Mourning ceremonies for the martyrdom of Imam Hossein, the third Shia Imam, in the past two months were not only not shut down in Iran but videos posted online showed packed crowds and people not wearing masks. Worse still, some reports have surfaced that some religious eulogists who regaled the crowds had been infected with coronavirus. This all took place despite medical practitioners’ warnings that holding these ceremonies would lead to a sharp rise in new cases and deaths.
Fighting the “Cultural Invasion”
In another part of his October 12 speech, Khamenei tried to pretend the long fight against “cultural invasion” had of late been a great success. “When we talked about the cultural invasion,” he rambled, “the enemy lost his nerve and tried to resist the ‘fight against cultural invasion’ with its propaganda. In other words, the enemy was frightened by your vigilance and by your awareness that there is a cultural invasion, and you should fight it.”

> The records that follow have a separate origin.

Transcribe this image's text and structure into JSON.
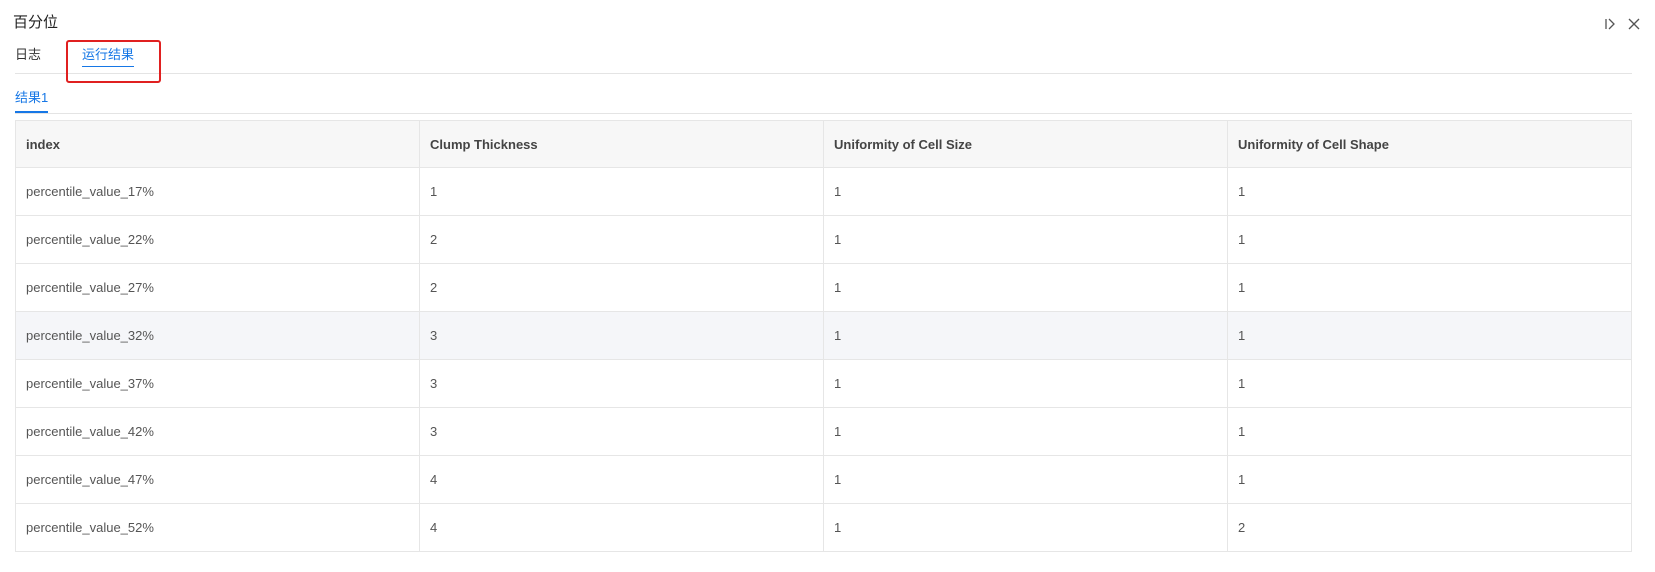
{
  "panel": {
    "title": "百分位"
  },
  "tabs": [
    {
      "label": "日志",
      "active": false
    },
    {
      "label": "运行结果",
      "active": true
    }
  ],
  "subtabs": [
    {
      "label": "结果1",
      "active": true
    }
  ],
  "table": {
    "columns": [
      "index",
      "Clump Thickness",
      "Uniformity of Cell Size",
      "Uniformity of Cell Shape"
    ],
    "rows": [
      [
        "percentile_value_17%",
        "1",
        "1",
        "1"
      ],
      [
        "percentile_value_22%",
        "2",
        "1",
        "1"
      ],
      [
        "percentile_value_27%",
        "2",
        "1",
        "1"
      ],
      [
        "percentile_value_32%",
        "3",
        "1",
        "1"
      ],
      [
        "percentile_value_37%",
        "3",
        "1",
        "1"
      ],
      [
        "percentile_value_42%",
        "3",
        "1",
        "1"
      ],
      [
        "percentile_value_47%",
        "4",
        "1",
        "1"
      ],
      [
        "percentile_value_52%",
        "4",
        "1",
        "2"
      ]
    ],
    "hovered_row": 3
  },
  "icons": {
    "collapse": "collapse-panel-icon",
    "close": "close-icon"
  },
  "colors": {
    "accent": "#1677e6",
    "highlight": "#e02020",
    "header_bg": "#f7f7f7",
    "hover_bg": "#f5f6f9"
  }
}
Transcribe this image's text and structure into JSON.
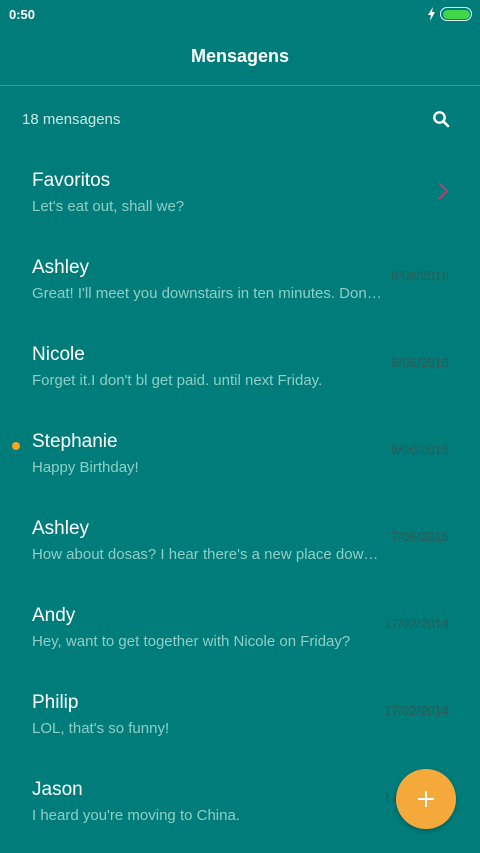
{
  "status_bar": {
    "time": "0:50",
    "battery_level": 1.0
  },
  "header": {
    "title": "Mensagens"
  },
  "sub_header": {
    "count_label": "18 mensagens"
  },
  "colors": {
    "background": "#007d7b",
    "preview_text": "#8fcfc7",
    "date_text": "#2f5a55",
    "accent": "#f5a93a",
    "unread_dot": "#f5a623",
    "chevron": "#b2426a",
    "battery": "#3fd64a"
  },
  "icons": {
    "search": "search-icon",
    "chevron": "chevron-right-icon",
    "fab": "plus-icon",
    "bolt": "charging-bolt-icon",
    "battery": "battery-icon"
  },
  "messages": [
    {
      "name": "Favoritos",
      "preview": "Let's eat out, shall we?",
      "date": "",
      "unread": false,
      "has_chevron": true
    },
    {
      "name": "Ashley",
      "preview": "Great! I'll meet you downstairs in ten minutes. Don't be late!",
      "date": "8/06/2016",
      "unread": false
    },
    {
      "name": "Nicole",
      "preview": "Forget it.I don't bl get paid. until next Friday.",
      "date": "8/06/2016",
      "unread": false
    },
    {
      "name": "Stephanie",
      "preview": "Happy Birthday!",
      "date": "8/06/2016",
      "unread": true
    },
    {
      "name": "Ashley",
      "preview": "How about dosas? I hear there's a new place downtown.",
      "date": "7/06/2016",
      "unread": false
    },
    {
      "name": "Andy",
      "preview": "Hey, want to get together with Nicole on Friday?",
      "date": "17/02/2014",
      "unread": false
    },
    {
      "name": "Philip",
      "preview": "LOL, that's so funny!",
      "date": "17/02/2014",
      "unread": false
    },
    {
      "name": "Jason",
      "preview": "I heard you're moving to China.",
      "date": "17/02/2014",
      "unread": false
    }
  ]
}
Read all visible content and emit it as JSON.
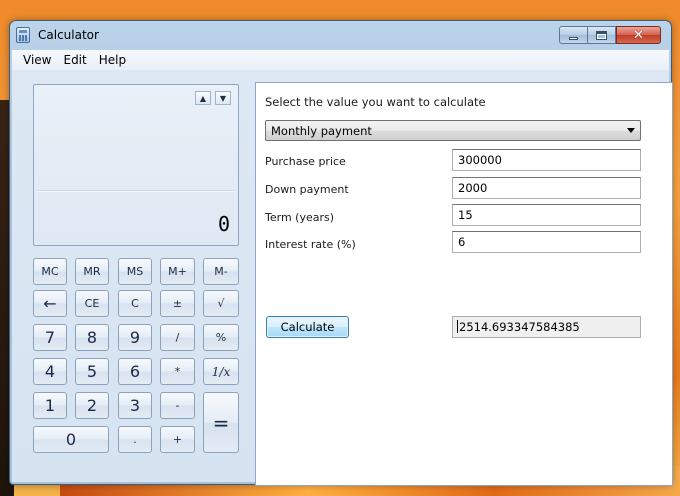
{
  "window": {
    "title": "Calculator",
    "close_symbol": "✕"
  },
  "menu": {
    "items": [
      "View",
      "Edit",
      "Help"
    ]
  },
  "display": {
    "history_up_symbol": "▲",
    "history_down_symbol": "▼",
    "value": "0"
  },
  "keypad": {
    "memory": [
      "MC",
      "MR",
      "MS",
      "M+",
      "M-"
    ],
    "row2": [
      "←",
      "CE",
      "C",
      "±",
      "√"
    ],
    "row3": [
      "7",
      "8",
      "9",
      "/",
      "%"
    ],
    "row4": [
      "4",
      "5",
      "6",
      "*",
      "1/x"
    ],
    "row5": [
      "1",
      "2",
      "3",
      "-"
    ],
    "row6": [
      "0",
      ".",
      "+"
    ],
    "equals": "="
  },
  "mortgage": {
    "prompt": "Select the value you want to calculate",
    "selected": "Monthly payment",
    "fields": [
      {
        "label": "Purchase price",
        "value": "300000"
      },
      {
        "label": "Down payment",
        "value": "2000"
      },
      {
        "label": "Term (years)",
        "value": "15"
      },
      {
        "label": "Interest rate (%)",
        "value": "6"
      }
    ],
    "calculate_label": "Calculate",
    "result": "2514.693347584385"
  }
}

Mohammad Javad Akbarin believes Khamenei is alarmed by two fundamental issues he is now facing after three decades of leadership. “One,” he told IranWire, “is that his incompetence in the past has been revealed to all. The other is that the people no longer believe in the future he had promised them. His recent speech is an attempt to address both issues at once.
“For instance, when he talks about what he terms ‘cultural invasion’, he says ‘the enemy lost his nerve.’ Why does he contend that the fight against ‘cultural invasion’ has been successful? Because he knows well that one of his biggest defeats has been in this area, and he must try to convince his supporters it has not been.
“A long time ago now, when he saw that nobody was taking ‘the cultural invasion’ seriously, he started talking about ‘the cultural night attack’. Then came ‘the cultural genocide’, and others. But no matter how loudly he sounded the alarm bell, nobody responded, because he was expressing his own fears – not the reality. Day by day, he is more afraid of his, his regime’s and his policies’ own cultural weakness. In this new speech, when he says ‘the enemy lost his nerve’, he is actually telling us that he has lost his own nerve. Effectively, he is talking to himself in the mirror.”
Over time, several senior figures in the Islamic Republic have acknowledged – tacitly or otherwise – that this is indeed the case. Back in August 2012, at a meeting with government officials, then-Tehran prosecutor Abbas Jafari Dolatabadi stated bluntly that the cultural policies of the Islamic Republic had failed. People’s covert use of satellite dishes, he said, was one symptom of this failure. The intensification of social media filtering by the regime was another.
The failure of Iranian cultural policy can be seen, too, in what Iranians wear and their comportment on the streets. As Faezeh Hashemi Rafsanjani, a member of the parliament from 1996 to 2000 and the daughter of the late President Rafsanjani, said: “If we compare the extent of hijab-wearing by Iranian women with that of 10 or 15 years ago, or with the years just after the [Islamic] Revolution, we can see that hijab has lost its hold year after year.”
In 2016, after shutting down 4,400 garment shops to fight the “cultural invasion” by stopping them from selling “vulgar” and “indecent” clothes, General Hossein Sajedinia, commander of greater Tehran police, said that “by reviewing the situation of hijab in the past 15 years we can see that situation has gradually become worse.”
Last week, the only advice that the Supreme Leader of the Islamic Republic could give his people and servants was to keep adopting the servile posture of the donkey Benjamin in Animal Farm. Don't question the rulers, work tirelessly to survive, and ignore the fact that this revolution was supposed to end hunger and inequality forever.